The Immigration History Research Center Archives is pleased to announce the Grant-in-Aid awardees and the Immigration History Research Center’s Michael J. Karni Scholarship awardee for the academic year 2016-2017.
The Grant-in-Aid awardees are:
Matteo Brera graduated from the University of Pavia (B.A., M.A.), Edinburgh (M.Sc.) and Utrecht (Ph.D.). He has worked at the University of Edinburgh (2008-2014) and is now a lecturer at Utrecht University. Matteo’s research focuses primarily on the relationship between Italian (and European) literature and ecclesiastical/political policies of book censorship. He is currently studying Italian emigrant experiences in the American South, analyzing integration policies and cultural hybridization in a transnational and comparative perspective. His project, From Outsiders to Southerners: Transnational Experiences and Cultural Hybridization of the Italian Migrants in the American South (1880-1980), aims to outline a history of the birth, the early development and the socio-cultural transformation(s) of the Italian communities in the Southern states.
Jerry Grzybowski will be researching Religion, Cultural and Educational Activity of Belarusian Emigrants in the USA After World War II. Grzybowski is teaching at the Department of Intercultural Studies in Central-Eastern Europe, Applied Linguistic Faculty, at the University of Warsaw, and holds a Ph.D. in History (2007) and a Dr. habil. of Political Sciences (Institute of Political Science; 2012) from Warsaw University. He studies the history of Belarus in the 20th century with particular emphasis on political and religious development, and the history of Belarusian emigration after 1945.
Aleksej Kalc is studying Attitudes and political activities of the Yugoslav and Italian immigrants in the USA with respect to the question of the Yugoslav national minorities in the Julian March in the inter-war period. This research is part of a broader project investigating the attitudes of the Slovenian, Croatian and Italian immigrants in Europe and Americas towards the condition of the Slovenian and Croatian ethnic minorities in Italy and their resistance against the fascist persecutions in the inter-war period. Kalc graduated in history from the University of Trieste (Italy) and obtained his Ph.D. in historical anthropology at the Institutum Studiorum Humanitatis in Ljubljana, Slovenia. Currently he is senior research fellow at the Slovenian Migration Institute (Research Center of the Slovenian Academy of Sciences and Arts) in Ljubljana and associate professor of history at the University of Primorska and the University of Nova Gorica (Slovenia).
Gregory Shibley is an independent scholar researching and writing a book on New York City’s Little Syria, an enclave of primarily Christian, Arabic-speaking immigrants, which existed from roughly 1880 to 1946 in Lower Manhattan.

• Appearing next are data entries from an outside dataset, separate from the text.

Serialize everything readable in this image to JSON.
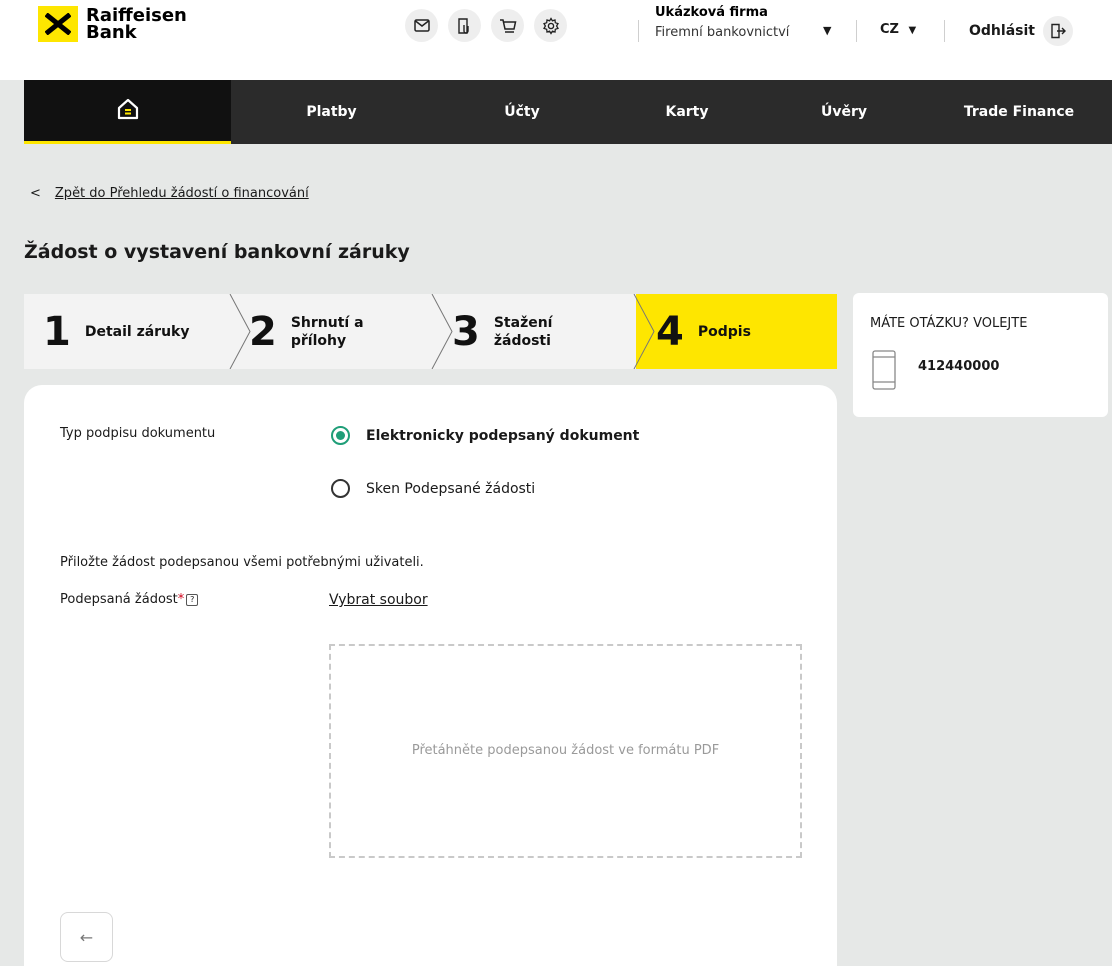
{
  "brand": {
    "line1": "Raiffeisen",
    "line2": "Bank",
    "accent": "#fee600"
  },
  "header": {
    "icons": [
      "mail-icon",
      "documents-icon",
      "cart-icon",
      "settings-icon"
    ],
    "company_name": "Ukázková firma",
    "company_sub": "Firemní bankovnictví",
    "language": "CZ",
    "logout": "Odhlásit"
  },
  "nav": {
    "items": [
      "Platby",
      "Účty",
      "Karty",
      "Úvěry",
      "Trade Finance"
    ]
  },
  "breadcrumb": {
    "back_symbol": "<",
    "label": "Zpět do Přehledu žádostí o financování"
  },
  "page_title": "Žádost o vystavení bankovní záruky",
  "steps": [
    {
      "num": "1",
      "label": "Detail záruky"
    },
    {
      "num": "2",
      "label": "Shrnutí a přílohy"
    },
    {
      "num": "3",
      "label": "Stažení žádosti"
    },
    {
      "num": "4",
      "label": "Podpis"
    }
  ],
  "form": {
    "signature_type_label": "Typ podpisu dokumentu",
    "option_electronic": "Elektronicky podepsaný dokument",
    "option_scan": "Sken Podepsané žádosti",
    "instruction": "Přiložte žádost podepsanou všemi potřebnými uživateli.",
    "signed_request_label": "Podepsaná žádost",
    "required_mark": "*",
    "help_mark": "?",
    "select_file": "Vybrat soubor",
    "dropzone_text": "Přetáhněte podepsanou žádost ve formátu PDF",
    "back_arrow": "←"
  },
  "help": {
    "title": "MÁTE OTÁZKU? VOLEJTE",
    "phone": "412440000"
  },
  "colors": {
    "nav_bg": "#2b2b2b",
    "radio_selected": "#1f9e78",
    "page_bg": "#e6e8e7"
  }
}
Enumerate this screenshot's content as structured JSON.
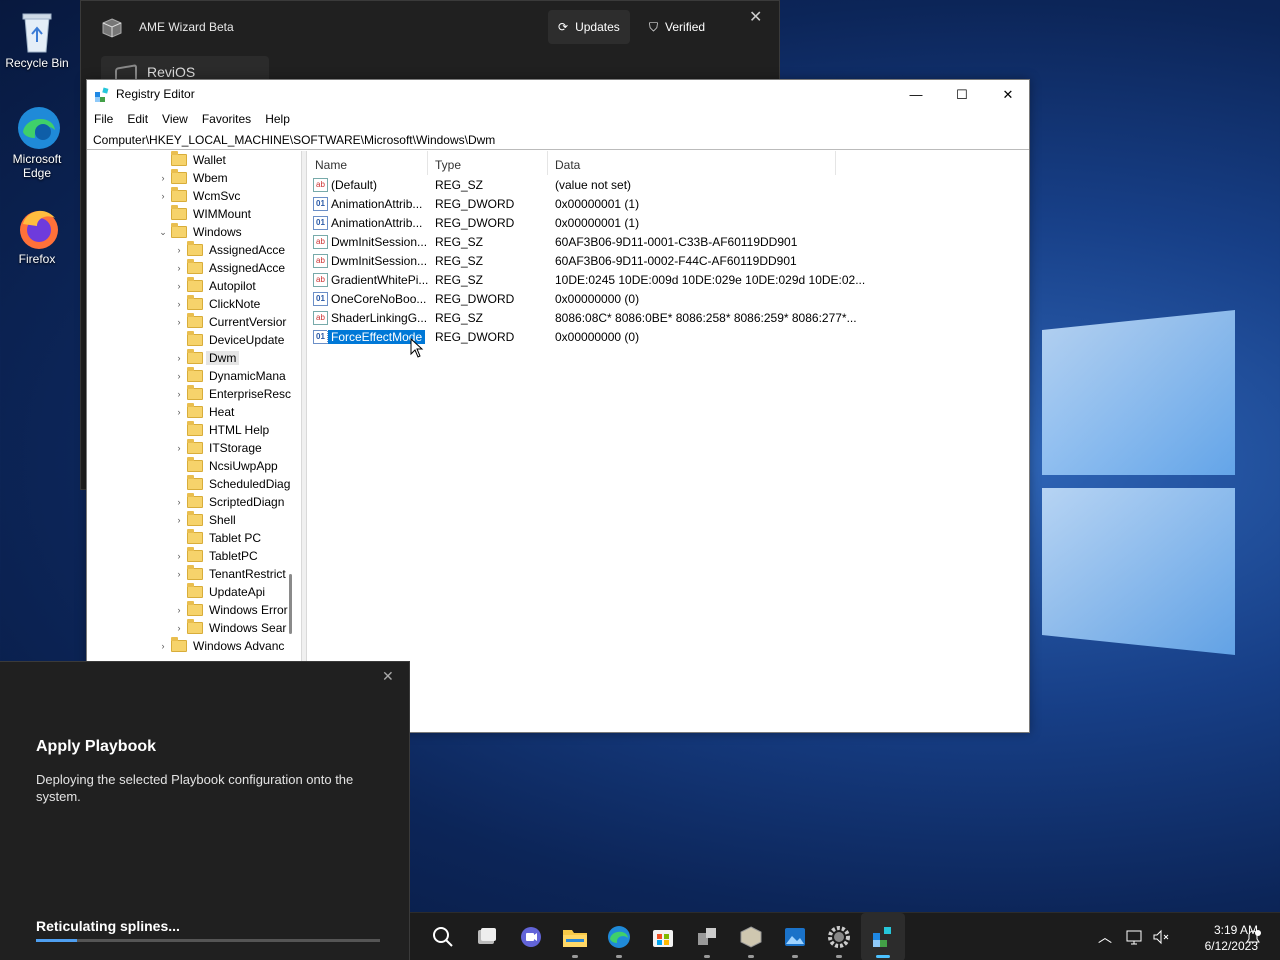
{
  "desktop": {
    "icons": [
      {
        "label": "Recycle Bin"
      },
      {
        "label_line1": "Microsoft",
        "label_line2": "Edge"
      },
      {
        "label": "Firefox"
      }
    ]
  },
  "ame": {
    "title": "AME Wizard Beta",
    "updates_label": "Updates",
    "verified_label": "Verified",
    "playbook_name": "ReviOS"
  },
  "regedit": {
    "title": "Registry Editor",
    "menu": [
      "File",
      "Edit",
      "View",
      "Favorites",
      "Help"
    ],
    "address": "Computer\\HKEY_LOCAL_MACHINE\\SOFTWARE\\Microsoft\\Windows\\Dwm",
    "tree": [
      {
        "label": "Wallet",
        "level": 0,
        "chev": ""
      },
      {
        "label": "Wbem",
        "level": 0,
        "chev": "›"
      },
      {
        "label": "WcmSvc",
        "level": 0,
        "chev": "›"
      },
      {
        "label": "WIMMount",
        "level": 0,
        "chev": ""
      },
      {
        "label": "Windows",
        "level": 0,
        "chev": "⌄"
      },
      {
        "label": "AssignedAcce",
        "level": 1,
        "chev": "›"
      },
      {
        "label": "AssignedAcce",
        "level": 1,
        "chev": "›"
      },
      {
        "label": "Autopilot",
        "level": 1,
        "chev": "›"
      },
      {
        "label": "ClickNote",
        "level": 1,
        "chev": "›"
      },
      {
        "label": "CurrentVersior",
        "level": 1,
        "chev": "›"
      },
      {
        "label": "DeviceUpdate",
        "level": 1,
        "chev": ""
      },
      {
        "label": "Dwm",
        "level": 1,
        "chev": "›",
        "selected": true
      },
      {
        "label": "DynamicMana",
        "level": 1,
        "chev": "›"
      },
      {
        "label": "EnterpriseResc",
        "level": 1,
        "chev": "›"
      },
      {
        "label": "Heat",
        "level": 1,
        "chev": "›"
      },
      {
        "label": "HTML Help",
        "level": 1,
        "chev": ""
      },
      {
        "label": "ITStorage",
        "level": 1,
        "chev": "›"
      },
      {
        "label": "NcsiUwpApp",
        "level": 1,
        "chev": ""
      },
      {
        "label": "ScheduledDiag",
        "level": 1,
        "chev": ""
      },
      {
        "label": "ScriptedDiagn",
        "level": 1,
        "chev": "›"
      },
      {
        "label": "Shell",
        "level": 1,
        "chev": "›"
      },
      {
        "label": "Tablet PC",
        "level": 1,
        "chev": ""
      },
      {
        "label": "TabletPC",
        "level": 1,
        "chev": "›"
      },
      {
        "label": "TenantRestrict",
        "level": 1,
        "chev": "›"
      },
      {
        "label": "UpdateApi",
        "level": 1,
        "chev": ""
      },
      {
        "label": "Windows Error",
        "level": 1,
        "chev": "›"
      },
      {
        "label": "Windows Sear",
        "level": 1,
        "chev": "›"
      },
      {
        "label": "Windows Advanc",
        "level": 0,
        "chev": "›"
      }
    ],
    "columns": {
      "name": "Name",
      "type": "Type",
      "data": "Data"
    },
    "values": [
      {
        "name": "(Default)",
        "type": "REG_SZ",
        "data": "(value not set)",
        "kind": "sz"
      },
      {
        "name": "AnimationAttrib...",
        "type": "REG_DWORD",
        "data": "0x00000001 (1)",
        "kind": "dword"
      },
      {
        "name": "AnimationAttrib...",
        "type": "REG_DWORD",
        "data": "0x00000001 (1)",
        "kind": "dword"
      },
      {
        "name": "DwmInitSession...",
        "type": "REG_SZ",
        "data": "60AF3B06-9D11-0001-C33B-AF60119DD901",
        "kind": "sz"
      },
      {
        "name": "DwmInitSession...",
        "type": "REG_SZ",
        "data": "60AF3B06-9D11-0002-F44C-AF60119DD901",
        "kind": "sz"
      },
      {
        "name": "GradientWhitePi...",
        "type": "REG_SZ",
        "data": "10DE:0245 10DE:009d 10DE:029e 10DE:029d 10DE:02...",
        "kind": "sz"
      },
      {
        "name": "OneCoreNoBoo...",
        "type": "REG_DWORD",
        "data": "0x00000000 (0)",
        "kind": "dword"
      },
      {
        "name": "ShaderLinkingG...",
        "type": "REG_SZ",
        "data": "8086:08C* 8086:0BE* 8086:258* 8086:259* 8086:277*...",
        "kind": "sz"
      },
      {
        "name": "ForceEffectMode",
        "type": "REG_DWORD",
        "data": "0x00000000 (0)",
        "kind": "dword",
        "selected": true
      }
    ]
  },
  "playbook": {
    "title": "Apply Playbook",
    "description": "Deploying the selected Playbook configuration onto the system.",
    "status": "Reticulating splines...",
    "progress": 0.12
  },
  "taskbar": {
    "icons": [
      "search-icon",
      "task-view-icon",
      "teams-chat-icon",
      "file-explorer-icon",
      "edge-icon",
      "store-icon",
      "ame-tools-icon",
      "ame-wizard-icon",
      "photos-icon",
      "settings-icon",
      "regedit-icon"
    ],
    "time": "3:19 AM",
    "date": "6/12/2023"
  },
  "colors": {
    "accent": "#0078d7",
    "progress": "#4f9ff0"
  }
}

Shibley holds degrees from Princeton University (A.B., 1977), Harvard University (J.D., 1980) and Florida Atlantic University (M.A., History, 2014), and has taught history courses as an adjunct assistant professor most recently at J. Sergeant Reynolds Community College in Richmond, Virginia. The title of his research project while at the University of Minnesota is New York City’s Little Syria.
Karni Scholarship Awardee
The Karni Scholarship awardee is Samira Saramo, a Post-Doctoral Researcher at the John Morton Center for North American Studies at the University of Turku in Finland. Saramo received a Ph.D. in History from York University (Toronto) in 2014. Saramo’s research focuses on ethnicity, gender, childhood, emotion, place-making, and social movements in both historical and current contexts. Analyzing personal letters, memoirs, and social media narratives, Saramo is particularly interested in the form and accompanying challenges of life-writing research.
Her research project while at the University of Minnesota will be Death and Mourning in Finnish North America, proposing that a fear of dying alone in an unfamiliar land served as a catalyst for the emergence of ethnic community life in North America. Using the case study of Finnish immigrants in Canada and the United States from 1880-1939, the project examines both the everyday practices and representations of death and mourning and examines how gender, age, and class shape the social roles proscribed and adopted at times of death and grief. Overall, the project proposes a framework for conceptualizing “Finnish North America,” inquiring whether immigrant community identifications span beyond the confines of national boundaries, instead revealing cross-border ethno-regional belonging.
Congratulations to all! Please watch for future announcements about the researchers’ Research-in-Progress talks.